In a world where superheroes have been restricted by the law,
the murder of a former hero brings a reluctant team back together.
Directed by Zack Snyder
Written by David Hayter and Alex Tse
Starring Jackie Earle Haley, Patrick Wilson, Malin Akerman,
Billy Crudup, Matthew Goode, Jeffrey Dean Morgan, Carla Gugino
Based on the graphic novel by Alan Moore and Dave Gibbons
I can understand the animosity regarding the film adaptation of Watchmen. It's difficult to please everyone, particularly Alan Moore and his loyal fanbase. However, if you can look past the major differences, Watchmen is a fantastic movie that stands on its own as a political statement and a comic book thriller. It's perfectly cast and contains some truly breathtaking visuals. I absolutely love it.
I'll confess that I have not read the graphic novel. Before you start hurling the stones at me, remember that I'm not here to review the graphic novel. I'm here to review the movie. In that respect, I can say that Watchmen is a stellar film because it deals with the dark, everyday side of fighting crime. This is a world that punishes its heroes because they fail. It's a world where the good don't always triumph over evil and the line between the two is quite grey. I wish there were more films that explored settings like this. The characters are washed-up heroes past their prime who can't move on. Rorschach, Nite Owl, Silk Spectre, and the Comedian have no superpowers, yet they can't stop fighting the good fight, even when there isn't one to fight. All of these characters are portrayed flawlessly in my opinion, especially Jackie Earle Haley's iconic portrayal of Rorschach. While Billy Crudup does well as Dr. Manhattan, I wish he'd put on some pants once in a while. Matthew Goode is also good (haha) as Ozymandias, even if he is somewhat forgettable.

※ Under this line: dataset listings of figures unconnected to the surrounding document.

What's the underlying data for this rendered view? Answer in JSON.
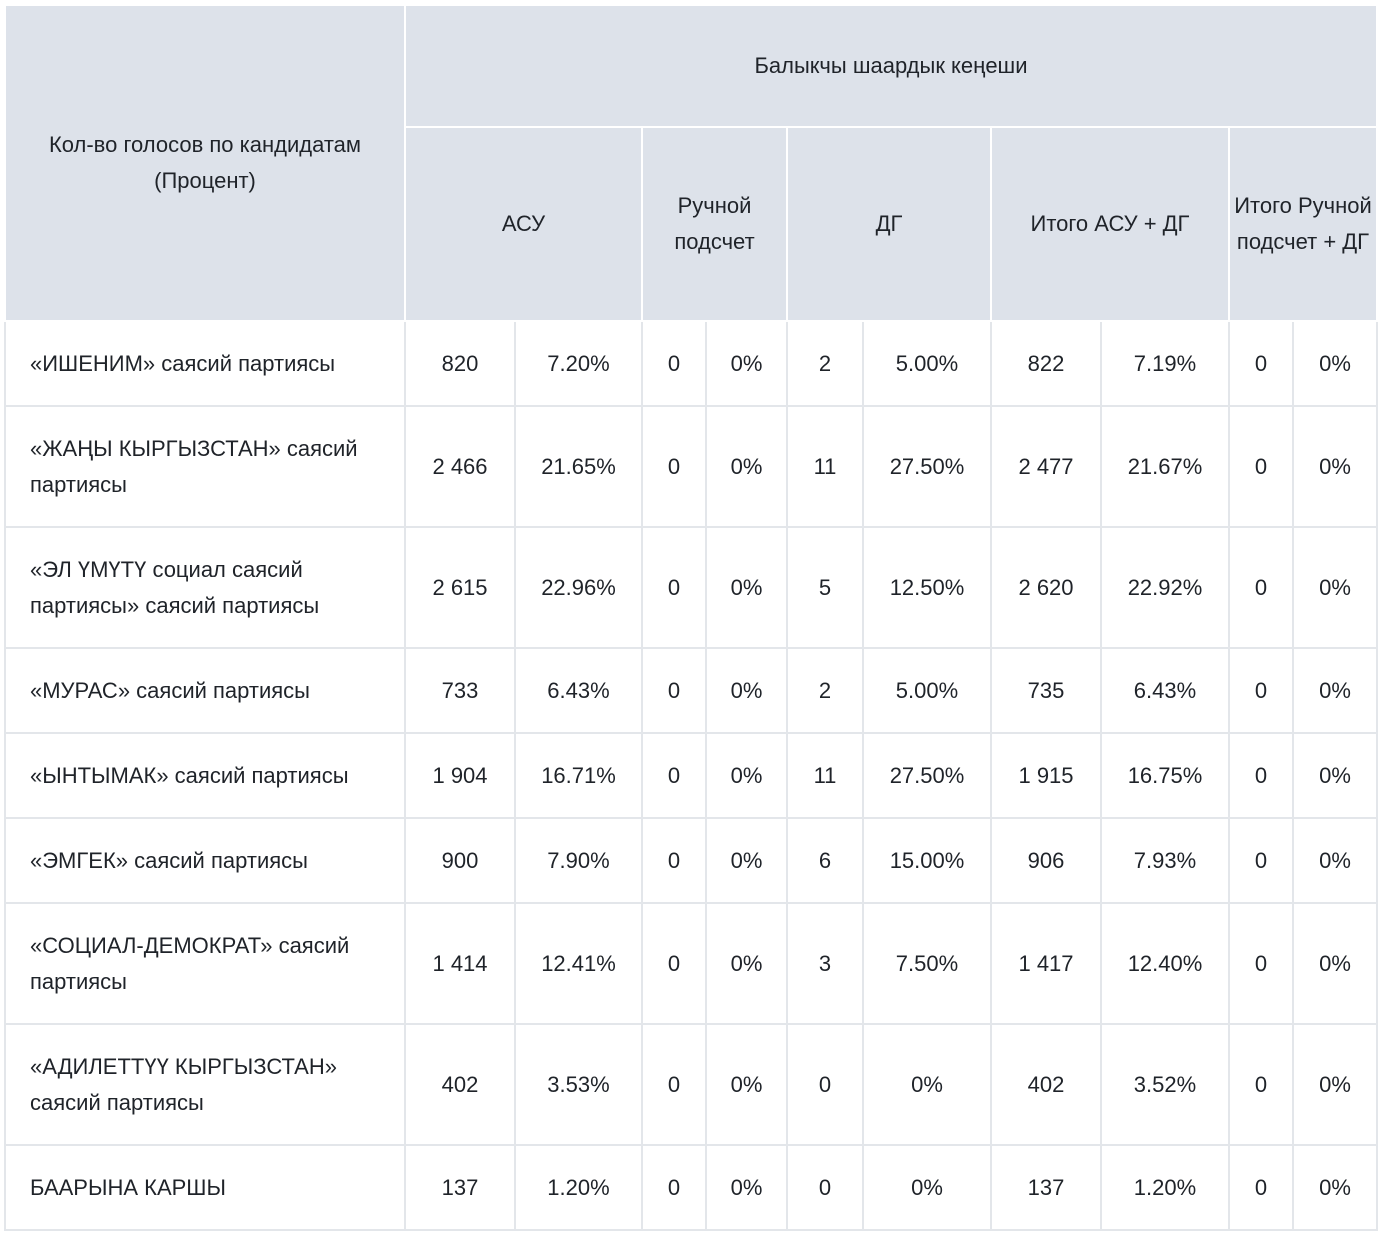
{
  "table": {
    "corner_header": "Кол-во голосов по кандидатам (Процент)",
    "group_header": "Балыкчы шаардык кеңеши",
    "sub_headers": [
      "АСУ",
      "Ручной подсчет",
      "ДГ",
      "Итого АСУ + ДГ",
      "Итого Ручной подсчет + ДГ"
    ],
    "rows": [
      {
        "party": "«ИШЕНИМ» саясий партиясы",
        "cells": [
          "820",
          "7.20%",
          "0",
          "0%",
          "2",
          "5.00%",
          "822",
          "7.19%",
          "0",
          "0%"
        ]
      },
      {
        "party": "«ЖАҢЫ КЫРГЫЗСТАН» саясий партиясы",
        "cells": [
          "2 466",
          "21.65%",
          "0",
          "0%",
          "11",
          "27.50%",
          "2 477",
          "21.67%",
          "0",
          "0%"
        ]
      },
      {
        "party": "«ЭЛ ҮМҮТҮ социал саясий партиясы» саясий партиясы",
        "cells": [
          "2 615",
          "22.96%",
          "0",
          "0%",
          "5",
          "12.50%",
          "2 620",
          "22.92%",
          "0",
          "0%"
        ]
      },
      {
        "party": "«МУРАС» саясий партиясы",
        "cells": [
          "733",
          "6.43%",
          "0",
          "0%",
          "2",
          "5.00%",
          "735",
          "6.43%",
          "0",
          "0%"
        ]
      },
      {
        "party": "«ЫНТЫМАК» саясий партиясы",
        "cells": [
          "1 904",
          "16.71%",
          "0",
          "0%",
          "11",
          "27.50%",
          "1 915",
          "16.75%",
          "0",
          "0%"
        ]
      },
      {
        "party": "«ЭМГЕК» саясий партиясы",
        "cells": [
          "900",
          "7.90%",
          "0",
          "0%",
          "6",
          "15.00%",
          "906",
          "7.93%",
          "0",
          "0%"
        ]
      },
      {
        "party": "«СОЦИАЛ-ДЕМОКРАТ» саясий партиясы",
        "cells": [
          "1 414",
          "12.41%",
          "0",
          "0%",
          "3",
          "7.50%",
          "1 417",
          "12.40%",
          "0",
          "0%"
        ]
      },
      {
        "party": "«АДИЛЕТТҮҮ КЫРГЫЗСТАН» саясий партиясы",
        "cells": [
          "402",
          "3.53%",
          "0",
          "0%",
          "0",
          "0%",
          "402",
          "3.52%",
          "0",
          "0%"
        ]
      },
      {
        "party": "БААРЫНА КАРШЫ",
        "cells": [
          "137",
          "1.20%",
          "0",
          "0%",
          "0",
          "0%",
          "137",
          "1.20%",
          "0",
          "0%"
        ]
      }
    ]
  }
}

In a world where superheroes exist, America won the Vietnam War and Nixon was elected to a third term. It makes you wonder what life would be like if extraordinary people lived among us. I believe that Watchmen shows us the closest thing to that world we will ever see. A dismal America where the civilians have turned on their protectors and the protectors have given up on their civilians. It's a bleak dream, but it's an interesting one.